# Tridex Brand Latex .....



## AlmostHuman (Jul 10, 2011)

Anybody here used Tridex latex sheet/tubes ? Or shall I be designated guinea pig and give it a go anyhoo ? Darn sight cheaper than Theraband ......

Pat


----------



## AlmostHuman (Jul 10, 2011)

Oops , wrong section , could one of the mods move into a more suitable section pleasandthankyou ?


----------



## NaturalFork (Jan 21, 2010)

where do you find it?


----------



## AlmostHuman (Jul 10, 2011)

Initially Google , however here be the linky :
http://www.gymballmax.co.uk/product.asp?productid=1298&sectionid=31


----------



## marcus sr (Jun 5, 2011)

thats a good price for 5 meters,especially if its good stuff


----------



## AlmostHuman (Jul 10, 2011)

Begs the question " why so cheap ? " , but if it is up to scratch think of the savings .....


----------



## marcus sr (Jun 5, 2011)

theres a geezer on ebay selling slingshots with reebok bands ,any idea what theyre like mate??


----------



## kobe23 (Jun 28, 2010)

Exercise bands are designed and manufactured subjected to abuse, the thicker/heavier ones should perform reasonably well for slingshots.


----------



## AlmostHuman (Jul 10, 2011)

A lot of the tubes/sheets sold for exercise aren't even latex ( allergies to it are commmonplace apparently ) , seems a lot of manufacturers have jumped on the bandwagon . I will order 5m of the Tridex blue and maybe 5m of black and give them a test ( nothing technical due to a lack of chrony atm ) . The tubes will have to wait ( unless some brave soul takes the plunge first ) ....


----------



## AlmostHuman (Jul 10, 2011)

The blue and the black are on their way , 5m of each for next to nothing . Hopefully it won't be a big bag of meh and my band problem is solved ..... If it passes muster then I might chuck some out into the world for others to have a play around with and see what they think and do some chrony work .....


----------



## slingshot_sniper (Feb 20, 2011)

Sounds interesting


----------



## mckee (Oct 28, 2010)

Usually when companys say theree heavy there very light


----------



## AZshooter (May 1, 2011)

I believe this Tridex is originally manufactured in the orient. There are a few listings from Hong Kong ( detwell90 seller ) selling a plum colored band...about 5 1/2 feet...extra heavy weight...for $3.69 postpaid...There is similarity here with the Tridex product...might be the same company.


----------



## AZshooter (May 1, 2011)

This was listed on Ebay recently...


----------



## Charlie Cam (Jul 22, 2011)

let us know if it works when u get it mate


----------



## Guest (Aug 8, 2011)

keep us posted


----------



## AZshooter (May 1, 2011)

When I receive my purple exercise band, I`ll give you information on the dimensions and quality.


----------



## bj000 (Jul 21, 2011)

cant wait to find out because i saw rolls of this stuff for like3$ or something.. for any resistance


----------



## Guest (Aug 8, 2011)

bj where did you see that stuff? i found out the the ymca sells thera band, but i dont know about that stuff yet...


----------



## bj000 (Jul 21, 2011)

http://www.shopxscargo.com/product_catalogue/cat_product_details.asp?category_id=20&product_code=29585&sub_category_1_id=112&category=Exercise


----------



## bj000 (Jul 21, 2011)

cheaper than i remembered!


----------



## TacticalHuntingSurvivalist (Jun 11, 2011)

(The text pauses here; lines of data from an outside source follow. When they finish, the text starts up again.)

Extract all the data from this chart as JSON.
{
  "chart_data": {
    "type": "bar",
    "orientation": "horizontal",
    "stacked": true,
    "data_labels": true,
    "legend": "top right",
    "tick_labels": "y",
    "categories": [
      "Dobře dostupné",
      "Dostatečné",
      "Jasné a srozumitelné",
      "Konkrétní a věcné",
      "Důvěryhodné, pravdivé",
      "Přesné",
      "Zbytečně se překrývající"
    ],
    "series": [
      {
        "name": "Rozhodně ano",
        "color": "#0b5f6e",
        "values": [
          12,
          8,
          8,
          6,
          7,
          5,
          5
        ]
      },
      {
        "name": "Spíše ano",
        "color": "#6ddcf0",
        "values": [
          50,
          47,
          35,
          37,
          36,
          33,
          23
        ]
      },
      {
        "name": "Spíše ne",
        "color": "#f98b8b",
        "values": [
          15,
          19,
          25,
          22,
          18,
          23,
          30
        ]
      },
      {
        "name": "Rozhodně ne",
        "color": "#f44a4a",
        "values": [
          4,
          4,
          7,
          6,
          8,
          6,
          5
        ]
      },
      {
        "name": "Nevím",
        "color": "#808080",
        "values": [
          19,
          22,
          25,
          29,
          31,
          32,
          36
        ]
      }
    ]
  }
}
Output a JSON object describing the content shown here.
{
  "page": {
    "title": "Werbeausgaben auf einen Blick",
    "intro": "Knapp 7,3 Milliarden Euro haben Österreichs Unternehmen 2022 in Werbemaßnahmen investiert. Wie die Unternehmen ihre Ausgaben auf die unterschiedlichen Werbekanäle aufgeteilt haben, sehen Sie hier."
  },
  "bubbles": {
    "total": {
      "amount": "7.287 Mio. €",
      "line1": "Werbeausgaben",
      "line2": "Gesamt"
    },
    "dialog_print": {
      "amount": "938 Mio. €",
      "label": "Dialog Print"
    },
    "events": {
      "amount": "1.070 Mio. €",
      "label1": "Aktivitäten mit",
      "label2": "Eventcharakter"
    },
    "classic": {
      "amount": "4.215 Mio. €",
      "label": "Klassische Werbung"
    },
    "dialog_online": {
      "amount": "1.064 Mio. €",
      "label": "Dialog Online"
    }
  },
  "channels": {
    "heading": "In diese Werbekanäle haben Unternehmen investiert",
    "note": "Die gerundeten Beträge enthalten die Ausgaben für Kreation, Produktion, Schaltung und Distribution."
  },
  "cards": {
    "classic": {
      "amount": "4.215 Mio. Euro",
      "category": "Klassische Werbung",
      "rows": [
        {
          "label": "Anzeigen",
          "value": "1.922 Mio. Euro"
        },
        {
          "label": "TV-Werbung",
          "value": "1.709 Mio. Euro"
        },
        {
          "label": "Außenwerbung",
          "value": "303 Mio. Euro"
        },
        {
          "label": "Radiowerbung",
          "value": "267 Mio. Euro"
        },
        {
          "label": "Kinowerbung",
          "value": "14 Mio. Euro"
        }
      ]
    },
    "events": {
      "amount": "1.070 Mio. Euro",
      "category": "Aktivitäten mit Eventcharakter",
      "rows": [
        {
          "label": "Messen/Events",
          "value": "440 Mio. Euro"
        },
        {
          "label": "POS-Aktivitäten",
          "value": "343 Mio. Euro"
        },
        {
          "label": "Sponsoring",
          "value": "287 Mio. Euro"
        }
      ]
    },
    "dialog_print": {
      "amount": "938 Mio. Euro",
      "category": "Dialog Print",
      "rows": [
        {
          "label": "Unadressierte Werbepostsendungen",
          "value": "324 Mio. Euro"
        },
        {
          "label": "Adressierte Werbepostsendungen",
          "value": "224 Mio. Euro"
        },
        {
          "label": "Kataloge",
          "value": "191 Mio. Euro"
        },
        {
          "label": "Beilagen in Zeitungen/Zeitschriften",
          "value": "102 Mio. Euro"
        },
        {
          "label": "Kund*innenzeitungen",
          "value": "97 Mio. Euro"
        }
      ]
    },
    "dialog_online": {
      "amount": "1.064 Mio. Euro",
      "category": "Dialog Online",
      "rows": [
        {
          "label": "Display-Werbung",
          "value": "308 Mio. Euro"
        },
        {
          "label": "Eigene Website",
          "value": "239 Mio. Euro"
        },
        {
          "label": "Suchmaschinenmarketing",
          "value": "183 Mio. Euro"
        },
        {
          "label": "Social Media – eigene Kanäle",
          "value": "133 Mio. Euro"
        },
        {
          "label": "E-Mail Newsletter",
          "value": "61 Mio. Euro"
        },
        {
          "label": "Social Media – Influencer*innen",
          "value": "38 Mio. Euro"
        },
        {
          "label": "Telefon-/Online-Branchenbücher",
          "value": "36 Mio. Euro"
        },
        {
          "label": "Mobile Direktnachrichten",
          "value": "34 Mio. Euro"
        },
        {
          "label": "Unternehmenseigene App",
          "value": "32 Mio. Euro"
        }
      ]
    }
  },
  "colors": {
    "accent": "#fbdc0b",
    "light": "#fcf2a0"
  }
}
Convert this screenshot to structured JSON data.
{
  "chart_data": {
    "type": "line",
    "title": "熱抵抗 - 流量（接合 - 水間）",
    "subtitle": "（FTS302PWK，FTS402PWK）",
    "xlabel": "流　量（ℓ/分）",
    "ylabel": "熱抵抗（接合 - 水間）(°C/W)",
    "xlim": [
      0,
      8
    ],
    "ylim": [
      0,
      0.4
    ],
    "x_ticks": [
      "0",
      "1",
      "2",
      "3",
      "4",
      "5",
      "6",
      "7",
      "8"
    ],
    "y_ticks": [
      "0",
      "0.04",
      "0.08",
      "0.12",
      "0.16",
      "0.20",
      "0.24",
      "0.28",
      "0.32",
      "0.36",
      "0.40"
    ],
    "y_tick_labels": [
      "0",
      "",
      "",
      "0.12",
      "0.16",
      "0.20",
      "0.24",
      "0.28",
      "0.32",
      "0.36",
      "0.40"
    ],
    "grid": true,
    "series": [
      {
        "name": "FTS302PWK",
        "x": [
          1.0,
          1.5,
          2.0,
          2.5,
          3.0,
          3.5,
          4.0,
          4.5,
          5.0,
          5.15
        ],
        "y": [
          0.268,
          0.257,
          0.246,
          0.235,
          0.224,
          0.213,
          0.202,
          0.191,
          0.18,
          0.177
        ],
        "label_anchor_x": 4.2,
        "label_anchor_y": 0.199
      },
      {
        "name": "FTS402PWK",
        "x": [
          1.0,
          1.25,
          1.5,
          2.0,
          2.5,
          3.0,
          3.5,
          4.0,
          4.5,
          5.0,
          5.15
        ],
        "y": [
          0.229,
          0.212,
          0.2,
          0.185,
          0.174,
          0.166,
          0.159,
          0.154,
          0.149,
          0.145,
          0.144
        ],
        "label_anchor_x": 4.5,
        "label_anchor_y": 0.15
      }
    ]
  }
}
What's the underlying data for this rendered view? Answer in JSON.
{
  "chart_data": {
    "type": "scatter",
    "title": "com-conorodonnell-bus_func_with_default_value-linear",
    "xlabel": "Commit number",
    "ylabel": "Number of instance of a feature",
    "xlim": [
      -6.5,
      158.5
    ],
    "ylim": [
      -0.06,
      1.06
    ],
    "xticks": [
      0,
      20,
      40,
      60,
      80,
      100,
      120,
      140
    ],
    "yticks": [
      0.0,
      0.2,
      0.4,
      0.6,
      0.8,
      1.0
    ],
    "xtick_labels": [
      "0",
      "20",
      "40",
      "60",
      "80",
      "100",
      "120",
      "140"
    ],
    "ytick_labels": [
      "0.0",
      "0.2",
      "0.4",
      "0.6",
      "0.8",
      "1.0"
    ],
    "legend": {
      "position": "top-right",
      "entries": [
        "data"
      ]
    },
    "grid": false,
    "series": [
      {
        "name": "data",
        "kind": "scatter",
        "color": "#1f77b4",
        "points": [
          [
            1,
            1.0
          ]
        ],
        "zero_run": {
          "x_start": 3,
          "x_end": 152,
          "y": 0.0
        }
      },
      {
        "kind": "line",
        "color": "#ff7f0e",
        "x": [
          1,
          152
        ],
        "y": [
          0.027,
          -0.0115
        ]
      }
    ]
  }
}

oo Tell us how it works out!


----------



## Guest (Aug 8, 2011)

hmmm interesting, thx







i should be heading down to the y to get me some thera band today. il see what else they got.. hopefully this stuff is in my price range lol.


----------



## bj000 (Jul 21, 2011)

Green (0.60mm)


----------



## bj000 (Jul 21, 2011)

wow, thats good. just abit below gold, its seems.

"

Tex-Shooter Posted this 01 January 2010 - 09:04 AM

Thera-Band Thickness

Tan - .10146mm - .004 inch
Yellow - .1524mm - .0068 inch
Red - .2032mm - .008 inch
Green - .2540mm - .01 inch
Blue - .3048mm - .0120 inch
Black - .381mm - .0150 inch
Silver - .5538mm - .0218 inch
Gold - .6350mm - .025 inch

Of course tolerances apply on all thicknesses.
The bands that I make are .030 inch (two per side) Tex "


----------



## Guest (Aug 8, 2011)

well ima buy me some thera gold today, and if i see any of that for cheap il pick some up but for some reason by the look of them i dont think they will work aswell as the thera....


----------



## bj000 (Jul 21, 2011)

there should be no reason that they wont perform.. both latex with fillers..


----------



## bj000 (Jul 21, 2011)

whats that guy doing?! hehe i made him into a novice slingshooter


----------



## dgaf (Jun 10, 2011)

let me know how thay work out grate price


----------



## AlmostHuman (Jul 10, 2011)

Tridex arrived , just as I ran out of pouches and leather to make more with . Testing will have to wait till I get sorted , black seems to have some potential , thinner than the Theramagubbins equivalent so lifespan is probably on the sucky side , on the plus it's pretty snappy stuff .....


----------



## bj000 (Jul 21, 2011)

did y ou just get one colour?


----------



## AlmostHuman (Jul 10, 2011)

No , I got the blue as well , very thin , not had a play around with yet though .


----------



## bj000 (Jul 21, 2011)

that's cool. i plan on getting some asap so i can compare them to theraband that i have on hand.
i imagine that they will perform pretty good. people pay a lot for a brand name .. especially one that adds sweet scents into the latex .. smells do not make a better latex..


----------